Review Your Finances Frequently
Even if you are updating your books daily, you still need to check your finances regularly. A major problem with bookkeeping for truckers is the sheer amount of credits and debits from all over the country that takes place as part of keeping your company in business.
Keeping track of your finances will give you a healthy view of your company’s financial status, especially when paired with a look at your balance sheet. It’s also a great way to view duplicate transactions that need to be removed or credited.
Make Your Books Audit-Proof
If you have performed all of these tasks thoroughly and successfully, your books should automatically be audit-proof. But just in case, you should review these steps and make sure that you have your records in order with physical records safely stored as well.
Do a Month-End Close
On the last day of the month, schedule time for yourself to do a month-end close. As the name suggests, a month-end close is the final moment to close out all of your accounts.
This is the important final step in making sure all of your transactions from the previous month are accounted for or reconciled.
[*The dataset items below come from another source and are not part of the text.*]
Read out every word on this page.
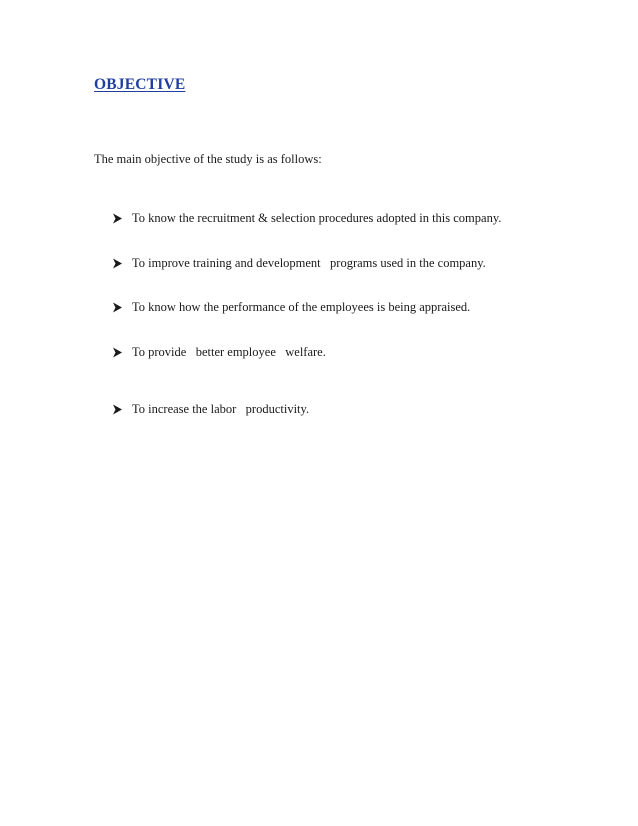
OBJECTIVE

The main objective of the study is as follows:

To know the recruitment & selection procedures adopted in this company.

To improve training and development   programs used in the company.

To know how the performance of the employees is being appraised.

To provide   better employee   welfare.

To increase the labor   productivity.
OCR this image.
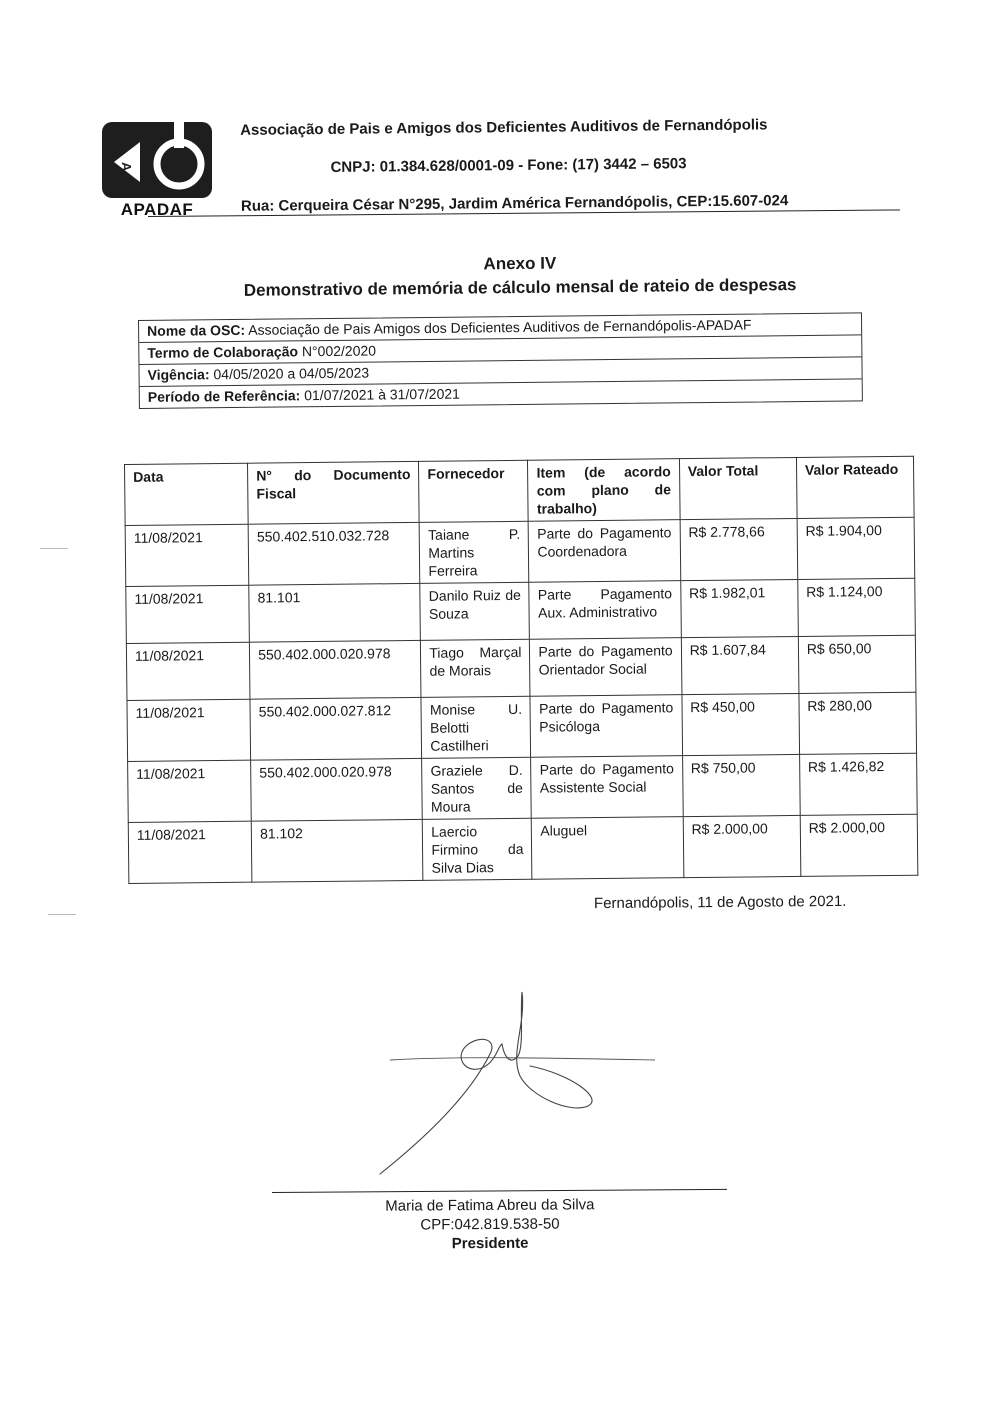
A
APADAF
Associação de Pais e Amigos dos Deficientes Auditivos de Fernandópolis
CNPJ: 01.384.628/0001-09 - Fone: (17) 3442 – 6503
Rua: Cerqueira César N°295, Jardim América Fernandópolis, CEP:15.607-024
Anexo IV
Demonstrativo de memória de cálculo mensal de rateio de despesas
Nome da OSC: Associação de Pais Amigos dos Deficientes Auditivos de Fernandópolis-APADAF
Termo de Colaboração N°002/2020
Vigência: 04/05/2020 a 04/05/2023
Período de Referência: 01/07/2021 à 31/07/2021
Data	N° do Documento Fiscal	Fornecedor	Item (de acordo com plano de trabalho)	Valor Total	Valor Rateado
11/08/2021	550.402.510.032.728	Taiane P. Martins Ferreira	Parte do Pagamento Coordenadora	R$ 2.778,66	R$ 1.904,00
11/08/2021	81.101	Danilo Ruiz de Souza	Parte Pagamento Aux. Administrativo	R$ 1.982,01	R$ 1.124,00
11/08/2021	550.402.000.020.978	Tiago Marçal de Morais	Parte do Pagamento Orientador Social	R$ 1.607,84	R$ 650,00
11/08/2021	550.402.000.027.812	Monise U. Belotti Castilheri	Parte do Pagamento Psicóloga	R$ 450,00	R$ 280,00
11/08/2021	550.402.000.020.978	Graziele D. Santos de Moura	Parte do Pagamento Assistente Social	R$ 750,00	R$ 1.426,82
11/08/2021	81.102	Laercio Firmino da Silva Dias	Aluguel	R$ 2.000,00	R$ 2.000,00
Fernandópolis, 11 de Agosto de 2021.
Maria de Fatima Abreu da Silva
CPF:042.819.538-50
Presidente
Be the Bookkeeper of Your Own Destiny
Now that you know what you need to do, it’s time to start implementing good habits and putting your truck driver accounting processes to the test. For starters, you should make sure you have all of the tools you need. That way, you won’t be hung up on any part of the process. Start with a notebook, an app, a pen and some envelopes to begin keeping your books clean and tidy.
Quickbooks has all of the automation features that businesses need in order to automate, track time and keep track of what employees are doing on an hourly basis. While it’s not the simplest solution, it is the most robust option for other trucker bookkeeping needs.
Log everything. Keep your logs updated. Track all of your debits using an accounting system that you regularly monitor.
Quickbooks does not have a specific IFTA option, but by briefly customizing the software, this problem can be easily rectified.